15
HONORED GUESTS
Adrianople, called Edirne by the Ottomans
Capital of the Ottoman Empire
1441
Their captors knew they were vampires. That was the panic-inducing thought that continued to cycle through Vlad’s brain.
He’d come to the first night in a tent, chained to a stake, and in the light of a brazier had seen that his cuffs were of a heavy, solid silver, and that Val still lay unconscious beside him. Who bound a ten-year-old boy with silver? Someone who knew he was a vampire.
The men who had entered the tent wore the garb of Ottoman foot soldiers. Some looked Turkish, others seemed to be Mongols. One was blond, his nose aquiline, his eyes blue: a Western convert. They had brought him food, but they had not spoken to him. Vlad had roused his brother, though Val whimpered and tried to curl in on himself; he’d been struck in the ribs first, Vlad remembered, and the silver was slowing his healing.
The Ottomans talked in low voices, in Turkish, and Vlad had understood only the occasional word. All that time he’d spent studying Greek, but they weren’t headed for Byzantium now, were they?
The trip took days, and when they were on the horses, rough sacks were put over their heads so they couldn’t see the paths they took, could only sway in the saddle as their party climbed steep slopes and splashed across mountain streams.
The brothers were forced to share a horse. Vlad sat in front, Val behind him, Val’s arms around his waist and cuffed together in front of Vlad’s stomach. Vlad was cuffed too, and unable to hold the reins. Their cuffs were chained together. Ropes had been run loosely beneath the horse’s belly, connecting their feet, ensuring that Vlad couldn’t tip them off the side and onto the trail and make a break for it. Nor, should the rope break, could he run with his brother hugging him like this.
It was a thorough, well thought out containment. All he could so was sit, breath stiflingly hot inside the hood, and try to map their route in his head, trying to remember turns, counting strides, for all the good it would do. He had to trysomething.

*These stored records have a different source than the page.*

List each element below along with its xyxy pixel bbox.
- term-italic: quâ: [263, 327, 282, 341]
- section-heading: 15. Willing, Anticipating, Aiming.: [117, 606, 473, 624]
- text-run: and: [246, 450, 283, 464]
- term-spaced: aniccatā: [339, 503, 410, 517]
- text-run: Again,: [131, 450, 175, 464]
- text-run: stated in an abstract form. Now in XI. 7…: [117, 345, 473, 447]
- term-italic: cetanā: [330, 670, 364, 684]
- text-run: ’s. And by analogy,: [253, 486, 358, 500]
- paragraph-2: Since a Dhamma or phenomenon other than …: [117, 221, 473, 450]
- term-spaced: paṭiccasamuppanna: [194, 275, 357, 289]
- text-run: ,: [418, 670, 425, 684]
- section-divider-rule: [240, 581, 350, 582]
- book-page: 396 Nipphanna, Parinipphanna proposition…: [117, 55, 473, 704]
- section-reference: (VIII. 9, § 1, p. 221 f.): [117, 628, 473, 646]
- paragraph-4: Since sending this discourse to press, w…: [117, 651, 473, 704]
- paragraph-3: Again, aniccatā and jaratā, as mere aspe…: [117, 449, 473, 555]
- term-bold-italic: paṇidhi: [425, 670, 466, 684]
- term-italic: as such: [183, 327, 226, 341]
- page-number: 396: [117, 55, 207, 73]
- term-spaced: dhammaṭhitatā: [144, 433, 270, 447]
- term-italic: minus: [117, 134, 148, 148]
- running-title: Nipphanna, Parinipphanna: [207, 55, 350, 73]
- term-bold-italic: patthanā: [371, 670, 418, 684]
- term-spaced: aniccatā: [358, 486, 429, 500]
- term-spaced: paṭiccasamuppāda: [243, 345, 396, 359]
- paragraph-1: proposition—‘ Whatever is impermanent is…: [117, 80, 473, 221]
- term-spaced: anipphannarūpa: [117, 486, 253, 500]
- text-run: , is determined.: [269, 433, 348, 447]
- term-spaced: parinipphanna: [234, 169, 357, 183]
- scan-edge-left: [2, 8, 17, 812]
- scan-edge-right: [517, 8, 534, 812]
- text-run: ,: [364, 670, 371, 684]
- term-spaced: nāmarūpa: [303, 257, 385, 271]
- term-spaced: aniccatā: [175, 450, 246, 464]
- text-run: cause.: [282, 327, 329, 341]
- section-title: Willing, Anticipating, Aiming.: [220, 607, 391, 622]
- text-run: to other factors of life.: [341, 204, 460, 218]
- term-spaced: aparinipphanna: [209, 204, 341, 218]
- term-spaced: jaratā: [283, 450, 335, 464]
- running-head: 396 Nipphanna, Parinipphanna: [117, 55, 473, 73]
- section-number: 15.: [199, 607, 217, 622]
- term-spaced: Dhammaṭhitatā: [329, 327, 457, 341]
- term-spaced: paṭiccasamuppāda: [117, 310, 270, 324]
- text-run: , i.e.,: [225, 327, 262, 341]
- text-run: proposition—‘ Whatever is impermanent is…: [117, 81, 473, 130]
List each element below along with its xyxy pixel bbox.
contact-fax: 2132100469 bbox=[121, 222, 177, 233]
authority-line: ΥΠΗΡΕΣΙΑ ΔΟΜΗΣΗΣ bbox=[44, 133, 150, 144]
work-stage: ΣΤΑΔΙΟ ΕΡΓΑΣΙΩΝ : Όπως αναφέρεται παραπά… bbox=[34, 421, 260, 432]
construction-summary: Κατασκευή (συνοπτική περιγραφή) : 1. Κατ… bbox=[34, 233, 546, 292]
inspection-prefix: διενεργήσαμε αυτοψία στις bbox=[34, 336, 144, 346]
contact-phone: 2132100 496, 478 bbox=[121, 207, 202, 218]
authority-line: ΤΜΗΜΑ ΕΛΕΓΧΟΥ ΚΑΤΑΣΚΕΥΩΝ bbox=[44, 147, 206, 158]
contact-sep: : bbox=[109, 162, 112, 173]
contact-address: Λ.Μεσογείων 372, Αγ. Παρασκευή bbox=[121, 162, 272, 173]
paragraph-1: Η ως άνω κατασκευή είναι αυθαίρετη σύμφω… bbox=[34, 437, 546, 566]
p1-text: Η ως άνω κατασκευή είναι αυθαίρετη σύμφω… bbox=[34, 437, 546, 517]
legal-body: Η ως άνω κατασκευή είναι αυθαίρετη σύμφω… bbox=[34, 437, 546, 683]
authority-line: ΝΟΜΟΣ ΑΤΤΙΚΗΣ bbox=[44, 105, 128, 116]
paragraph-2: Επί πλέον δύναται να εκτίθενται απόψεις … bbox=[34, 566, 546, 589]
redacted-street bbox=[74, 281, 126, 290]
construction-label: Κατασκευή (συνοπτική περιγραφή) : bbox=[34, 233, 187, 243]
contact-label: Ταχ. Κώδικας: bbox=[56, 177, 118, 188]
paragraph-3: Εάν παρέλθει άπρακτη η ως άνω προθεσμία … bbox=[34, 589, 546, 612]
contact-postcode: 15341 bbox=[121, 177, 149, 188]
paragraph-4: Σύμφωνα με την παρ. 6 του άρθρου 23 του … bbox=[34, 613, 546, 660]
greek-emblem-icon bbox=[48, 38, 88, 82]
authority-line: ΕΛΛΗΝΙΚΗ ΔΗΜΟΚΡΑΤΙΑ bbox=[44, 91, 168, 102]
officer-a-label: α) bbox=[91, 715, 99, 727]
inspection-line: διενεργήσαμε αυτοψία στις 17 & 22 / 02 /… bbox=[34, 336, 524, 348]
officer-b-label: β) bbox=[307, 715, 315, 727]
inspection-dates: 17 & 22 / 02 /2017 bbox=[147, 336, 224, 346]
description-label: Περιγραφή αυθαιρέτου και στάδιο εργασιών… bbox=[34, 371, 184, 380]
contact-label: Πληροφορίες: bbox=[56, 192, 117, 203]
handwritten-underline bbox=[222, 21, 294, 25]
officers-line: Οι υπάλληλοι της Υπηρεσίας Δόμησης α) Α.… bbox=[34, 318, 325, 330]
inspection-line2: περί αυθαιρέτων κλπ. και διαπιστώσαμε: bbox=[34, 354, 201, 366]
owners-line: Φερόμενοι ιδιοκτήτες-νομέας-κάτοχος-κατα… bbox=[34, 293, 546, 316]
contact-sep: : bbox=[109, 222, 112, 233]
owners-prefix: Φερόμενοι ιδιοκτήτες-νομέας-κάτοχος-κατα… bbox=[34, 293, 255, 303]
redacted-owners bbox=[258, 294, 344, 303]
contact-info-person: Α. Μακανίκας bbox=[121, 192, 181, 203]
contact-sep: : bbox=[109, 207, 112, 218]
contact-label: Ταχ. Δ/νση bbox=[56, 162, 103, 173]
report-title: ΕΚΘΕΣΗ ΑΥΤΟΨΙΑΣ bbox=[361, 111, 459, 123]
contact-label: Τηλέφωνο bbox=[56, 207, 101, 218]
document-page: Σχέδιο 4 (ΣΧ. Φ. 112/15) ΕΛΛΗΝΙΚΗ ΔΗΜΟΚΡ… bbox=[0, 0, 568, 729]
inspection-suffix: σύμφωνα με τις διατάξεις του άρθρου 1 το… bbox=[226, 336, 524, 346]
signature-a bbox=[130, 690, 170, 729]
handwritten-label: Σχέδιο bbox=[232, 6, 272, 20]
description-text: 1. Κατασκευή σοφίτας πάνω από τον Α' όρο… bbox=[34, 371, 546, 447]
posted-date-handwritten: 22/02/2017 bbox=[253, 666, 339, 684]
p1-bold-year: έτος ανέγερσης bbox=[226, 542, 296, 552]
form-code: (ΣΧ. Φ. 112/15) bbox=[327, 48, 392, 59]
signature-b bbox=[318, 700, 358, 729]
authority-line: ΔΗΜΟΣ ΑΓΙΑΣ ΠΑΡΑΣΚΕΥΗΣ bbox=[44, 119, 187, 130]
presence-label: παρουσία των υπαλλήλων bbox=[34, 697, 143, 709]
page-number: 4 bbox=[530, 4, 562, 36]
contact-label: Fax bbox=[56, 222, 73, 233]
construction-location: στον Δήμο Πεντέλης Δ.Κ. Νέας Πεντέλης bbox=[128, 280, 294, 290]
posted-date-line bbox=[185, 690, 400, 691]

Make some sort of plan. When they stopped to rest, he tried to wriggle his hands loose from the cuffs. At mealtimes, he eyed their captors, searching their belts for knives, wondering if he could just get close enough…
But they were careful, and they gave him no openings.
Neither he nor Val had the power to compel, not that Val was any use, alternating between crying and sleeping.
“You have to stop,” Vlad hissed at him one night. “Eat your food.Shut up.”
Val looked up at him with huge, betrayed blue eyes.
“We’re escaping,” Vlad whispered. “But you have to stop being such a baby and help me.”
Val’s lip quivered, and his eyes filled with fresh tears, but he nodded and wiped his face on his filthy sleeve. When he pushed his hair back, he revealed ugly purple bruises at his hairline, one on his forehead, one just behind his ear.
Vlad saw red.
Vampire or not, his brother was just a tiny thing, with slender wrists and a skinny neck, and skin that bruised like overripe fruit. He could be subdued with a word. With alook. And someone had struck him, again and again.
Vlad would figure out which one of these men had done that, and make him pay.
But first he had to have a plan. And he couldn’t form a plan if Val keptcrying. His brother’s distress triggered something ugly and primal, a side of him that was all fangs and claws, violence and knee-jerk reactions. A plan required rational thought.
Val made a valiant effort to stop crying, but try as he might, Vlad couldn’t figure out a way to escape.
One night, the blond one brought their dinner, and Vlad spoke to him in Slavic: “Where are you taking us?”
The man’s gaze flicked up; he’d understood. In the same language, he answered, “You’ll find out soon enough.”
Vlad bit back a curse and forced his expression to smooth. He couldn’t snarl, or show his fangs, not now. That wouldn’t help the plan. “What happened to our father?”
The man shrugged and retreated to the other side of the tent, where his comrades were watching the boys with a mixture of curiosity and amusement.
Vlad did growl then, just a little, before he clamped it down tight. He wished Mircea were here; he was the diplomatic one.
Days passed, until his body was ungodly sore from being strapped to a saddle, and he spent so much time under a hood that the sun became too bright. They rode, and they ate their meager rations – when Val tried to starve himself, Vlad reminded him that they couldn’t escape if they were too weak to stand – and finally, they arrived somewhere loud and bustling that stank of humanity.
The horses’ hooves clattered over cobblestones, and they climbed one last hill. Shouts hailed their arrival: staccato, rote greetings from guards, the same as when he reentered the palace grounds after a day spent in Tîrgoviste.